In the first stage, Keshavan and her colleagues will evaluate different p-tau 217 tests to determine which to use in later portions of the study, assessing factors like their pre-analytic variability and how well they can deal with samples transported from remote parts of the UK. In the second stage, the researchers will measure p-tau 217 in samples collected prospectively over a period of three years from patients undergoing PET scans at Imperial College London with the aim of ensuring that the cut points they establish for their p-tau 217 measurements don't drift over time.
The final stage of the study consists of a 1,100-subject randomized controlled trial investigating whether use of p-tau 217 testing increases the rate of Alzheimer's diagnoses.
"We know that in the UK at the moment, it is likely that people overall are being underdiagnosed with AD," Keshavan said, adding that the primary endpoint of the trial is a 10 percent increase in the rate of Alzheimer's diagnosis in the arm with access to p-tau 217 testing compared to the arm that does not.
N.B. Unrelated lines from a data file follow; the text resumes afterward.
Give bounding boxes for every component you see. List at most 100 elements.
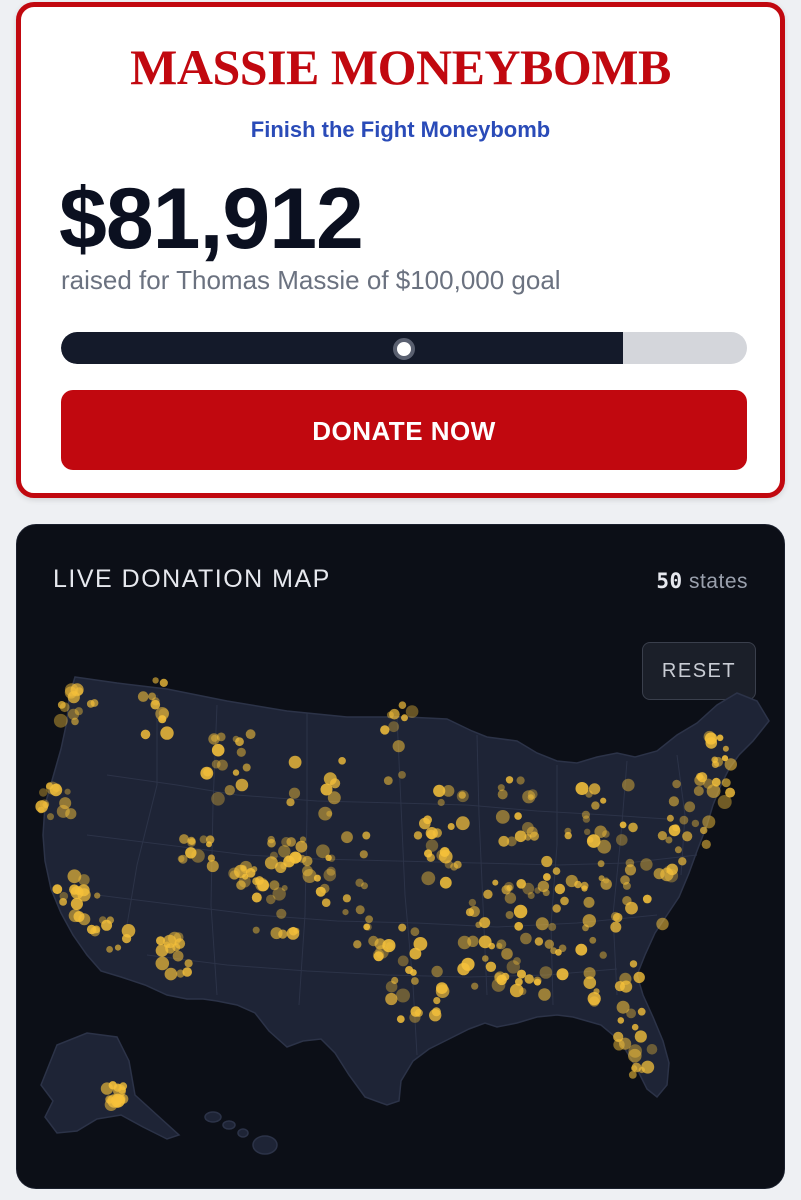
donation-dot [583, 896, 595, 908]
donation-dot [668, 824, 681, 837]
donation-dot [200, 766, 214, 780]
donation-dot [419, 817, 431, 830]
donation-dot [496, 939, 507, 950]
donation-dot [589, 936, 597, 944]
donation-dot [338, 757, 346, 765]
donation-dot [321, 898, 331, 907]
donation-dot [106, 946, 113, 953]
donation-dot [435, 984, 450, 998]
donation-dot [70, 897, 83, 910]
donation-dot [701, 839, 711, 849]
donation-dot [711, 756, 718, 764]
donation-dot [529, 831, 540, 841]
donation-dot [100, 1082, 114, 1095]
donation-dot [398, 701, 407, 709]
donation-dot [152, 677, 159, 684]
donation-dot [289, 851, 302, 864]
donation-dot [380, 725, 390, 735]
donation-dot [216, 759, 228, 771]
donation-dot [64, 683, 79, 697]
donation-dot [587, 836, 594, 843]
donation-dot [39, 788, 48, 797]
donation-dot [633, 971, 645, 984]
donation-dot [684, 801, 696, 813]
donation-dot [513, 904, 528, 919]
donation-dot [721, 778, 731, 788]
donation-dot [92, 925, 101, 934]
donation-dot [286, 798, 295, 807]
donation-dot [398, 923, 407, 932]
donate-button[interactable]: DONATE NOW [61, 390, 747, 470]
donation-dot [46, 781, 59, 795]
donation-dot [86, 700, 95, 708]
donation-map-card: LIVE DONATION MAP 50 states RESET [16, 524, 785, 1189]
donation-dot [187, 838, 196, 847]
donation-dot [94, 892, 101, 899]
donation-dot [506, 884, 513, 891]
donation-dot [619, 821, 627, 829]
donation-dot [622, 778, 635, 792]
donation-dot [216, 732, 226, 742]
donation-dot [447, 823, 455, 830]
donation-dot [315, 886, 326, 897]
donation-dot [281, 837, 292, 847]
donation-dot [78, 874, 90, 886]
donation-dot [362, 831, 371, 840]
donation-dot [257, 879, 270, 892]
donation-dot [506, 960, 520, 974]
donation-dot [554, 883, 566, 895]
donation-dot [539, 966, 553, 979]
donation-dot [602, 830, 610, 838]
donation-dot [560, 896, 569, 906]
donation-dot [520, 932, 532, 945]
donation-dot [524, 974, 534, 984]
donation-dot [437, 798, 445, 807]
donation-dot [191, 849, 205, 863]
donation-dot [505, 911, 514, 919]
donation-dot [475, 921, 482, 928]
donation-dot [628, 822, 638, 833]
donation-dot [678, 857, 687, 866]
donation-dot [580, 881, 589, 890]
donation-dot [269, 880, 280, 891]
donation-dot [224, 785, 235, 796]
donation-dot [450, 862, 458, 871]
donation-dot [600, 878, 612, 890]
donation-dot [533, 976, 542, 985]
donation-dot [716, 734, 724, 742]
donation-dot [514, 830, 527, 843]
donation-dot [634, 1030, 647, 1043]
progress-marker [393, 338, 415, 360]
donation-dot [137, 691, 149, 702]
donation-dot [429, 1009, 442, 1022]
donation-dot [674, 846, 682, 854]
donation-dot [461, 957, 475, 971]
donation-dot [620, 875, 630, 885]
donation-dot [411, 977, 419, 985]
donation-dot [364, 923, 372, 931]
donation-dot [495, 810, 510, 824]
donation-dot [383, 776, 393, 785]
donation-dot [207, 854, 215, 862]
raised-description: raised for Thomas Massie of $100,000 goa… [61, 265, 561, 295]
hawaii-shape [204, 1111, 278, 1155]
donation-dot [722, 745, 729, 752]
donation-dot [657, 831, 668, 841]
donation-dot [59, 797, 72, 810]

Keshavan said that she and her colleagues have not yet nailed down which p-tau 217 tests they will evaluate for use in the study but that they would likely look at Alzpath's Alzpath Dx p-tau 217 test, which uses Quanterix's Simoa immunoassay technology, and Fujirebio's Lumipulse assay. Laboratory Corporation of America uses the Fujirebio assay for its plasma p-tau 217 test, which the company released in March.